Drake Scaup, Earls Barton GP, 4th January 2017 (Alan Horsley)

Drake Scaup, Earls Barton GP, 4th January 2017 (Alan Horsley)

Further north, Stanford’s Long-tailed Duck remained there until at least 4th there along with the ‘redhead’ Smew. Elsewhere drake Smews were seen at Stanwick GP on 3rd and at Earls Barton GP the following day, both records almost certainly relating to the same individual.

By 2nd, the Thrapston GP Bittern had moved from Heron Lake to Aldwincle Lake, where it was seen in reeds at the north end of the lake, while Great White Egrets continued to number three throughout at Ravensthorpe Res, up to two at Pitsford Res and the same number intermittently at Summer Leys along with one at Thrapston GP.

Great White Egrets, Ravensthorpe Res, 2nd January 2017 (Mike Alibone)

Great White Egrets, Ravensthorpe Res, 2nd January 2017 (Mike Alibone)

The Slavonian Grebe remained at Pitsford Res throughout, although it became more mobile, ranging between Catwalk Bay and the sailing club, while an unusual winter visitor in the shape of a Marsh Harrier visited Summer Leys briefly on 3rd.The only scarce gulls reported this week were single adult Caspian Gulls at Stanwick GP on 4th and at Pitsford Res the following day.

Marsh Harrier, Summer Leys LNR, 3rd January 2017 (Ricky Sinfield)

Marsh Harrier, Summer Leys LNR, 3rd January 2017 (Ricky Sinfield)

Neville’s Lodge, near Finedon, again continued to prove a popular draw for observers of Short-eared Owls, now with up to five present throughout the period and birders visiting daily.

Short-eared Owl, Finedon, 2nd January 2017 (Mark Tyrrell)

Short-eared Owl, Finedon, 2nd January 2017 (Mark Tyrrell)

Short-eared Owl, Finedon, 5th January 2017 (Martin Swannell)

Short-eared Owl, Finedon, 5th January 2017 (Martin Swannell)

Short-eared Owl, Finedon, 5th January 2017 (Martin Swannell)

Short-eared Owl, Finedon, 5th January 2017 (Martin Swannell)

After the rush last week to see the first Waxwings of the winter there were no reports of the reportedly forty-strong crowd-pleasing birds in Roade, where the flock size peaked at fifteen just prior to their departure on 2nd.

Waxwings, Roade, 2nd January 2017 (Simon Hales)

Waxwings, Roade, 2nd January 2017 (Simon Hales)

Waxwing, Roade, 2nd January 2017 (Alan Coles)

Waxwing, Roade, 2nd January 2017 (Alan Coles)

Waxwing, Roade, 2nd January 2017 (Alan Coles)

Waxwing, Roade, 2nd January 2017 (Alan Coles)

Waxwing, Roade, 2nd January 2017 (Alan Coles)

Waxwing, Roade, 2nd January 2017 (Alan Coles)

Waxwings, Roade, 2nd January 2017 (Simon Hales)

Waxwings, Roade, 2nd January 2017 (Simon Hales)

Waxwings, Roade, 2nd January 2017 (Doug Goddard).
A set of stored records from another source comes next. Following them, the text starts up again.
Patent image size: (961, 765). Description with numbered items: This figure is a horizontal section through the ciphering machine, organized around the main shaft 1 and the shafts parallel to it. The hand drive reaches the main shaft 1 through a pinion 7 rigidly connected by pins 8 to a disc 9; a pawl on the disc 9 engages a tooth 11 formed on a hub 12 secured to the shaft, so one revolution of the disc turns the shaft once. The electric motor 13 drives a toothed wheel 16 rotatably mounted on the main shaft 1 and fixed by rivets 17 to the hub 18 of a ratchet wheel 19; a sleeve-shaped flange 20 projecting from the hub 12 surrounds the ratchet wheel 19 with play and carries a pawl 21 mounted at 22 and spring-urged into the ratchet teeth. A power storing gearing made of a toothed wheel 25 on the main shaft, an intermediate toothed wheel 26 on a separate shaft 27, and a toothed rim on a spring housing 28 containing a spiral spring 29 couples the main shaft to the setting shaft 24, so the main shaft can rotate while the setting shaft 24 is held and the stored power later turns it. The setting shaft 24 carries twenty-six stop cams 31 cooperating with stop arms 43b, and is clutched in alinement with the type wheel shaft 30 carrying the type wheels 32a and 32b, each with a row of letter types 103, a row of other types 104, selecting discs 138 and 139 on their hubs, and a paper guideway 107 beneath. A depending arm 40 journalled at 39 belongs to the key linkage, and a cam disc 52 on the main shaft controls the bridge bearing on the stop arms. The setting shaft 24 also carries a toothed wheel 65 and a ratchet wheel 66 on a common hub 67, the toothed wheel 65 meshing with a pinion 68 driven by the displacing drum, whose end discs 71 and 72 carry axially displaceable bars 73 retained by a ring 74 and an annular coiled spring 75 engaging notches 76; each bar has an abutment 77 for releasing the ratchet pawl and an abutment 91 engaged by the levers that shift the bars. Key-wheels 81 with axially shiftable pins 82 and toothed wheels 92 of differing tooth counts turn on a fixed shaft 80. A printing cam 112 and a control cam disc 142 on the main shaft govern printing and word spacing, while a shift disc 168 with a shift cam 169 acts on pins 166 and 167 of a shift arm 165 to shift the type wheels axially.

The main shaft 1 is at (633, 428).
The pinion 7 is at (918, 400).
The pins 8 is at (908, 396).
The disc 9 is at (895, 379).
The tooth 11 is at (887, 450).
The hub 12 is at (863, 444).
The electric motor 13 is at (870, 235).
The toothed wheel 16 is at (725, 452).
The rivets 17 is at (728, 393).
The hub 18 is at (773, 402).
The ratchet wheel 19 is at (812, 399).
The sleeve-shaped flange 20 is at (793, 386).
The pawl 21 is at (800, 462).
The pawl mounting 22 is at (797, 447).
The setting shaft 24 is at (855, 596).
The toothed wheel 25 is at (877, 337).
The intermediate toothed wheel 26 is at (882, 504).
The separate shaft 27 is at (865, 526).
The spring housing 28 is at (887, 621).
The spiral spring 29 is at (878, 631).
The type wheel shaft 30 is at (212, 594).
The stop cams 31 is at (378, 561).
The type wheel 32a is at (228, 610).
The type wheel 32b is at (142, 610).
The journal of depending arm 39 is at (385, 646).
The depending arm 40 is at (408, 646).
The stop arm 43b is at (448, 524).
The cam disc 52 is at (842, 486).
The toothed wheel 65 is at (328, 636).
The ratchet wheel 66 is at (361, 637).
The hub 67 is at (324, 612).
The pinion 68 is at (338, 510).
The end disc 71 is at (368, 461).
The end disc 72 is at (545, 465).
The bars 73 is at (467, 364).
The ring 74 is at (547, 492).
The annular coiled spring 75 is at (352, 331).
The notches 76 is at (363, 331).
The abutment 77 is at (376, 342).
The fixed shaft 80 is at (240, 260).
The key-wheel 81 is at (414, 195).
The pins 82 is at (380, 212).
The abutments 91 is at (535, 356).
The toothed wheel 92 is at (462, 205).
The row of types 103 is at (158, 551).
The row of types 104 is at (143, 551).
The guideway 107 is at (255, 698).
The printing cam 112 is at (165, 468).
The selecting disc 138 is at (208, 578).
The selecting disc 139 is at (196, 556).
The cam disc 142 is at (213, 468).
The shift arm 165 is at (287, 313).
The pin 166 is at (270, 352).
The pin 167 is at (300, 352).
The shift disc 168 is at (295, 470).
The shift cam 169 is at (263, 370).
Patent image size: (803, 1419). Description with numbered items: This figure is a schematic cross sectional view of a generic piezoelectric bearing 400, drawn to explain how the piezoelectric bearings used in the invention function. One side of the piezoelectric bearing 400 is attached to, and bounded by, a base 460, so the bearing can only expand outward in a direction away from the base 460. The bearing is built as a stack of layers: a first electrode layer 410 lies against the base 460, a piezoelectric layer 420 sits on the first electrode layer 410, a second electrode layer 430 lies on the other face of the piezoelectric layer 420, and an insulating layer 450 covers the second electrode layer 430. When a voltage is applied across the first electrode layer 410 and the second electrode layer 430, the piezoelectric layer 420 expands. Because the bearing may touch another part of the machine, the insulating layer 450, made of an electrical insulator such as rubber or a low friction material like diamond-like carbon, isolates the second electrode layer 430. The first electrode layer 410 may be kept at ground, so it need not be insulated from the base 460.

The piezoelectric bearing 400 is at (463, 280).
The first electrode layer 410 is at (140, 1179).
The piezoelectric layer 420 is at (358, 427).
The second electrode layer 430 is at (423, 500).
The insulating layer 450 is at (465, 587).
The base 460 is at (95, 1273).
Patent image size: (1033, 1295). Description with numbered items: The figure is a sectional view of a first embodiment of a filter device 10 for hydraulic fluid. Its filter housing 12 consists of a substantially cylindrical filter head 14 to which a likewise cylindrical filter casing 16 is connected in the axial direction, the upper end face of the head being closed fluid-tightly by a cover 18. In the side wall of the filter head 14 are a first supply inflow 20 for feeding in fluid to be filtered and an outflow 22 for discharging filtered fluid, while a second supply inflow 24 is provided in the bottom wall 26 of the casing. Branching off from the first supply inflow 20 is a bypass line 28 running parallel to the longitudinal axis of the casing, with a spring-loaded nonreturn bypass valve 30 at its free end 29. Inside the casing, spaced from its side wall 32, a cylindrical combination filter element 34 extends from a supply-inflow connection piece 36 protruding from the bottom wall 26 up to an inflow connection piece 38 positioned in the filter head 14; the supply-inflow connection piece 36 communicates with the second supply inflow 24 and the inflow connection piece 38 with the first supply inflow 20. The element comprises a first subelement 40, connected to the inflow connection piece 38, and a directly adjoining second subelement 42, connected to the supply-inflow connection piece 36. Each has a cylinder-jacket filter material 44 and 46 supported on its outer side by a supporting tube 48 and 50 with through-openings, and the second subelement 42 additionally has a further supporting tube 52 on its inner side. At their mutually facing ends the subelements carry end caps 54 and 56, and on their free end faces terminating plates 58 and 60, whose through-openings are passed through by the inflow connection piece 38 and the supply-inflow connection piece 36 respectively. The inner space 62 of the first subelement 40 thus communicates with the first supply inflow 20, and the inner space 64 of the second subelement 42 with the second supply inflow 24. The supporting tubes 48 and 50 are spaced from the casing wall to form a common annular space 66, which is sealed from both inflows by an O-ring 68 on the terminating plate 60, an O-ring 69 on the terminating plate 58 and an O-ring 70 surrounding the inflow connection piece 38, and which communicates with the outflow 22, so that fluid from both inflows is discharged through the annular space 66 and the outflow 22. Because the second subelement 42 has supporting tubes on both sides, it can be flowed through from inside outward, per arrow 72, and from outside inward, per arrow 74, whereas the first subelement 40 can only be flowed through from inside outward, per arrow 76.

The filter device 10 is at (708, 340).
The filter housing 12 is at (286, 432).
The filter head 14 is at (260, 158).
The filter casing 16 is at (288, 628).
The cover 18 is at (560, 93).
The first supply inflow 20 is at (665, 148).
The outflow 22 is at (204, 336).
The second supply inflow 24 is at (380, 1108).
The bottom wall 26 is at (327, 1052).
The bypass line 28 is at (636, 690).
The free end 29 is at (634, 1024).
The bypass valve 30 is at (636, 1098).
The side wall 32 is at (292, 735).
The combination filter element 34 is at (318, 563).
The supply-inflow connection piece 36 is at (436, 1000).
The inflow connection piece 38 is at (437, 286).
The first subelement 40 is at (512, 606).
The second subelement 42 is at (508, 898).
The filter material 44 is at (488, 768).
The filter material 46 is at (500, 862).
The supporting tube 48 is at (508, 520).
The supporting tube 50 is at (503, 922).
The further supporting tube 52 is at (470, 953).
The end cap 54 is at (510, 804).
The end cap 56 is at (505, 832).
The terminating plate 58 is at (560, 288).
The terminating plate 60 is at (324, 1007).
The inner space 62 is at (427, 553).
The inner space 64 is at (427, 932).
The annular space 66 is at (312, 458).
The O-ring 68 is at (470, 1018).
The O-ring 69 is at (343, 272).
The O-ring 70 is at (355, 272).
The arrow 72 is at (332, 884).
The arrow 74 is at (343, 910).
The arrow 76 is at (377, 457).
Note the colour-ringed individual on the left (see text).

Waxwings, Roade, 2nd January 2017 (Doug Goddard). Note the colour-ringed individual on the left (see text).

One of these birds was colour-ringed and traceable to Kincorth, Aberdeen, where it was ringed on 2nd December 2016; it’s a first-winter female. Another Waxwing, a male, paid a brief visit to a garden on Borough Hill on 3rd and, perhaps surprisingly, three return to the site of the ‘Boxing Day One’ – the Rowan outside the Co-op at Woodford Halse – on 6th. Lastly, Crossbills continued to be reported intermittently from Fineshade Wood to 5th.